Either way, this article can't be held responsible for moving the dial because it is essentially Hansard with push notifications. It simply recounts what was said in the Senate Estimates hearing. I don't think that Hansard as a function can be found responsible for impacting political relationships.

What was said in the hearing certainly can, but that is the responsibility of the people asking the questions and those answering them.

Your question also has nothing to do with bias, which you brought up in the first place. Bias means there is some sort of agenda being pushed. I don't think the article is pushing an agenda.
 
I have said how it is biased, a couple of times actually.

Then sensational claims were made that it had no bias - which is an impossibility. So now you deflect because that claim is nonsensical.
Can you provide the quotes where you show how this article is biased? You've said multiple times that writing can be biased, which no one is contending. That's not the same as pointing to the ways that this article in particular, in your view, is biased.
 
What is the difference between an extra judicial killing of someone where the soldiers aren't in danger in the field and an extra judicial killing of someone where the soldiers aren't in danger in a shipping container in Utah flying the drone?

As I said previously, if the soldiers can't turn over a prisoner/captured enemy combatant to the national authorities for justice then we should have pulled out of the nation entirely.

But that's the reality of the world. If you lock them up they get released due to rampant corruption and are back building bombs that kill and maim people with roadside IEDs, including innocent children. They aren't doing that anymore.
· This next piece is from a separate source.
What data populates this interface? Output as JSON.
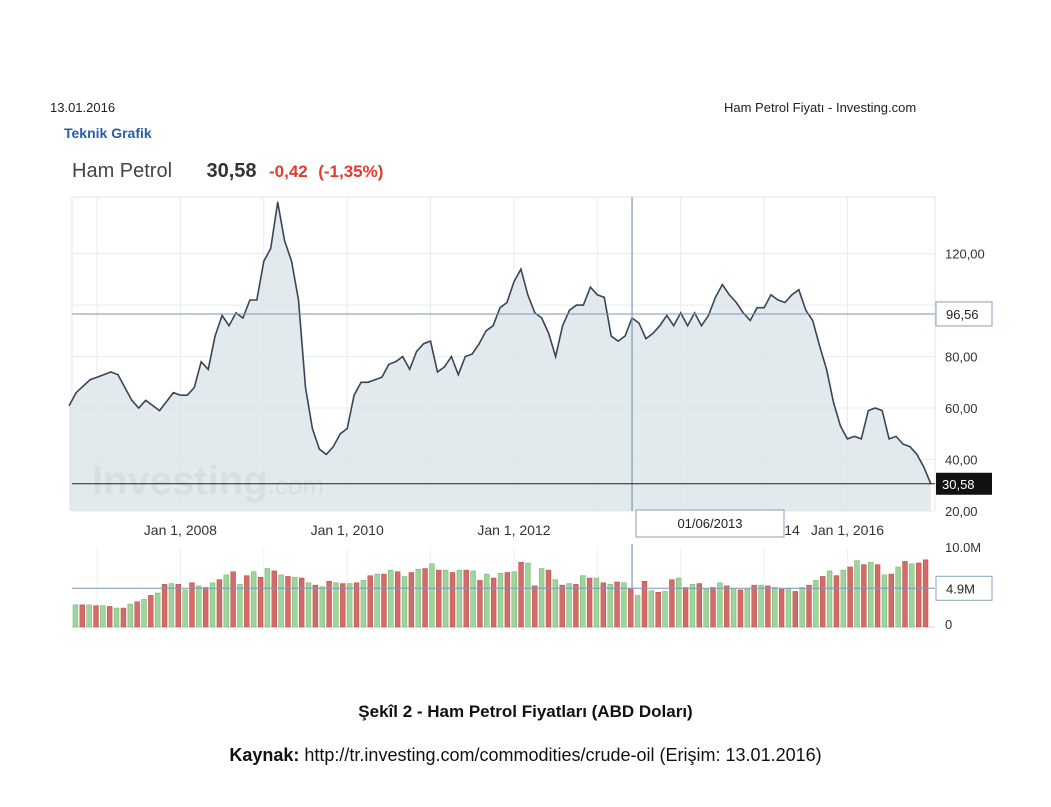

It's a good bit of evidence though for reductions in power of the state though, we don't want trained killers executing the whims of power machines.
The difference there is in one instance you have the opportunity to imprison the individual without putting soldiers in harm's way, in the other you don't.

This isn't a matter of opinion, there are legal distinctions between the two scenarios.

Having said that, the US justification for drone strikes is far from universally supported (https://scholarship.law.georgetown.edu/cgi/viewcontent.cgi?article=2296&context=facpub) and so should arguably be considered a war crime as well.

Either way, the Australian examples are indefensible and I'm glad we're mature enough to call them out.